When Turnberry appealed the ruling of the trial court, the Court of Appeals addressed the interplay between the FAA and TUAA. Under the TUAA, the legislature intended to provide a heightened duty requirement when seeking to enforce arbitration agreements relating to farm property, structures or goods, or to property and structures utilized as a residence of a party. Id. at *13-14. In those cases, the clause providing for arbitration shall be additionally signed or initialed by the parties. Id. However, the Court held that where the state has adopted the UAA's enforcement provision without modification, there was no conflict between the FAA and the state's arbitration act. Id. at *15. However, as in Tennessee, where the state legislature has placed additional restrictions on the enforcement of arbitration agreements that are not present in the FAA or the UAA, cases will arise where a state court will be required to enforce an agreement to arbitrate under the terms of the FAA but be prohibited from doing so under the state arbitration statute. Id. But Turnberry is distinguishable because it involved a purchase and sale agreement which, on its face, involves interstate commerce. What about other arbitration agreements in Tennessee that relate to farm property, structures or goods, or to property and structures utilized as a residence of a party but don’t touch interstate commerce?

The Court of Appeals took up this exact issue in Wells v. Tennessee Home Safe Inspections, LLC. In that case, Ms. Wells entered into a contract and an addendum to the contract which was an agreement to arbitrate as part of her home inspection contract with Tennessee Home Safe Inspections (THSI). Wells v. Tenn. Home Safe Inspections, LLC, No. M2008-00224-COA-R3-CV, 2008 Tenn. App. LEXIS 802, *1-2, (Tenn. Ct. App. 2008). Ms.Wells signed the addendum, and her realtor signed as well; however, no representative from THSI signed the addendum. Id. at *2. Ms. Wells sued THSI when she purchased a home and used THSI as the inspector because they failed to identify some issues with the home. Id. THSI filed a motion to compel arbitration in the Circuit Court. Id. When that motion was denied by the court, it appealed to the Court of Appeals. Id. The Court distinguished this case from Turnberry when it held that, “there is nothing in the record to suggest that the home inspection contract at issue involved interstate commerce.” Id. at *8. Where there is no conflict between the FAA and the UAA or state statute, the state’s statute will apply to the arbitration agreement. Turnberry, 2006 Tenn. App. LEXIS 648 at *15. Therefore, the Wells Court held that that home inspections do not involve interstate commerce, and the FAA did not apply. Wells, 2008 Tenn. App. LEXIS 802 at *8. Where the FAA does not apply to an arbitration agreement, the state statute does apply. Turnberry, 2006 Tenn. App. LEXIS 648 at *15. Therefore, the Wells Court held that the heightened duty requirements set forth in Tennessee Code Annotated § 29-5-302(a) require that in contracts involving a party's residence, the arbitration clause must be "additionally signed or initialed by the parties." Wells 2008 Tenn. App. LEXIS 802 at *6. Because THSI failed to sign the arbitration agreement with Ms. Wells, the arbitration agreement was unenforceable and Ms. Wells did not have to submit to arbitration. Id. at *9.

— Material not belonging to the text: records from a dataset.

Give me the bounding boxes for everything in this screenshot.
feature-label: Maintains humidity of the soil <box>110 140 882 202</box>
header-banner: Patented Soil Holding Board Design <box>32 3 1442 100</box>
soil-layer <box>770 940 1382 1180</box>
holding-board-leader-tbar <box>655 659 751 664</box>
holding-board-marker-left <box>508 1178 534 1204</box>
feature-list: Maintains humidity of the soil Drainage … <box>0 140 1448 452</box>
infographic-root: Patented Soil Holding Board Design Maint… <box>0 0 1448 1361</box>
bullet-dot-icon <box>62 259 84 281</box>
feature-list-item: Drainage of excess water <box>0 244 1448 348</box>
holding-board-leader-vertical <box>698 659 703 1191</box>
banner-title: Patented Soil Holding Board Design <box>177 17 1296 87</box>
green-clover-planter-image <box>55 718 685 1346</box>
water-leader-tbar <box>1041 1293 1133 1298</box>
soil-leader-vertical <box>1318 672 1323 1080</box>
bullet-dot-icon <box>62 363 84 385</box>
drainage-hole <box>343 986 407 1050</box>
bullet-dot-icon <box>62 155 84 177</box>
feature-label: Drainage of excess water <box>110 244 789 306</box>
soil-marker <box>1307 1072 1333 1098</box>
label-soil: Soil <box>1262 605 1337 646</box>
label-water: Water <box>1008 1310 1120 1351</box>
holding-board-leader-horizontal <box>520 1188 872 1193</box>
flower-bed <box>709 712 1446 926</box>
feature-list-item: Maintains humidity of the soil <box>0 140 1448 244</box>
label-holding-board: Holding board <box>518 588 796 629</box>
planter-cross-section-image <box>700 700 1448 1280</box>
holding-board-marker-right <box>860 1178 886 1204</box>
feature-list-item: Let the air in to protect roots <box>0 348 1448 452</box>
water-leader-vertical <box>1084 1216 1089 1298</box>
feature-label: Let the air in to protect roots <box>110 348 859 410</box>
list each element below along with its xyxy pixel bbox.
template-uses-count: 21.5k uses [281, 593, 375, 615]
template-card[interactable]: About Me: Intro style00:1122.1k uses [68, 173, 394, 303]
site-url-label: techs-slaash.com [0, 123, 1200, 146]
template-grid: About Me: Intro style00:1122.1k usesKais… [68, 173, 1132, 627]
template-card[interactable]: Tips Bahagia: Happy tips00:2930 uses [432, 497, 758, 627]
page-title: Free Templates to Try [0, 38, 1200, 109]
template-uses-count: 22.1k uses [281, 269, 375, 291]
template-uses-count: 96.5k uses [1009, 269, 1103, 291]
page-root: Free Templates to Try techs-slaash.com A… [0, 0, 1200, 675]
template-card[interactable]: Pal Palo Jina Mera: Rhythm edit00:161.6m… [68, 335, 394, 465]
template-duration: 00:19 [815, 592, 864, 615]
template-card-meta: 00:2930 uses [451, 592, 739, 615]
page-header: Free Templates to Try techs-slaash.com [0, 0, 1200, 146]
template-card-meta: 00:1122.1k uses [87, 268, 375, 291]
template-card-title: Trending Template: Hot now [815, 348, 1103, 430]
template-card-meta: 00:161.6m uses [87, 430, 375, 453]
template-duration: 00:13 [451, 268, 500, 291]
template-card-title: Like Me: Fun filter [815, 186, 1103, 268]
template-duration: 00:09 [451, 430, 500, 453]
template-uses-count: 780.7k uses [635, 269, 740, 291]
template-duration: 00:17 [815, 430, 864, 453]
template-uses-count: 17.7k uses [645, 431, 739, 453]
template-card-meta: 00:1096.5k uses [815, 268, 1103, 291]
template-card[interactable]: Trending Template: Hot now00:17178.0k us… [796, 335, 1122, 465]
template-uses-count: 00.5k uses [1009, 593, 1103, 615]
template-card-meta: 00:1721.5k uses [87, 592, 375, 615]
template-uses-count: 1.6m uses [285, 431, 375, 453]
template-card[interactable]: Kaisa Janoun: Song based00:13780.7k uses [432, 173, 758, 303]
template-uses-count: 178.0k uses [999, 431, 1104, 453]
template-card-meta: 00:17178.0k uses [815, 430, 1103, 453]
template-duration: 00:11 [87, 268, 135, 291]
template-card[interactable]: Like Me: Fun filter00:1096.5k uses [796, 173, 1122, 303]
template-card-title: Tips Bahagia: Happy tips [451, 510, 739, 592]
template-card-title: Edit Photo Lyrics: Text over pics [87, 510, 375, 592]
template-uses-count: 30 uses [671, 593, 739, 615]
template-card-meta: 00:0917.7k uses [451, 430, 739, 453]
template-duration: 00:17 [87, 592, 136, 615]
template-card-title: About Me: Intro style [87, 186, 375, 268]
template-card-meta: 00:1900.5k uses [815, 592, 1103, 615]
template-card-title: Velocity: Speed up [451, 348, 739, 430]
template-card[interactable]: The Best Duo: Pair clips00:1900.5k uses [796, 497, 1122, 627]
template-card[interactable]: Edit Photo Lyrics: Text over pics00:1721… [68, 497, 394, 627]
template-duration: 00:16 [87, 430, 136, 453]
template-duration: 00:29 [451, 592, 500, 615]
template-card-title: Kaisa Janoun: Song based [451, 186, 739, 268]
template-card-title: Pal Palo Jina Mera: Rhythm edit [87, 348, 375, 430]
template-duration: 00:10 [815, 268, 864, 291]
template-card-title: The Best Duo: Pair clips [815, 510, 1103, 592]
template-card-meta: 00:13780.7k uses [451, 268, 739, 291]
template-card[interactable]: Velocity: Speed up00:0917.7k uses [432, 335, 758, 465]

Therefore, for those who want to make the most of the arbitration process, it is critically important for the client to know the type of contract that they are dealing with and what the statutes in your specific state say about enforcement. In Tennessee, the law is clear, the FAA will apply to purchase agreements involving interstate commerce, but in other agreements, that do not involve interstate commerce, the TUAA’s heightened duty requirements will apply to certain agreements involving residences…so to be on the safe side, make sure to have everyone sign the arbitration agreement.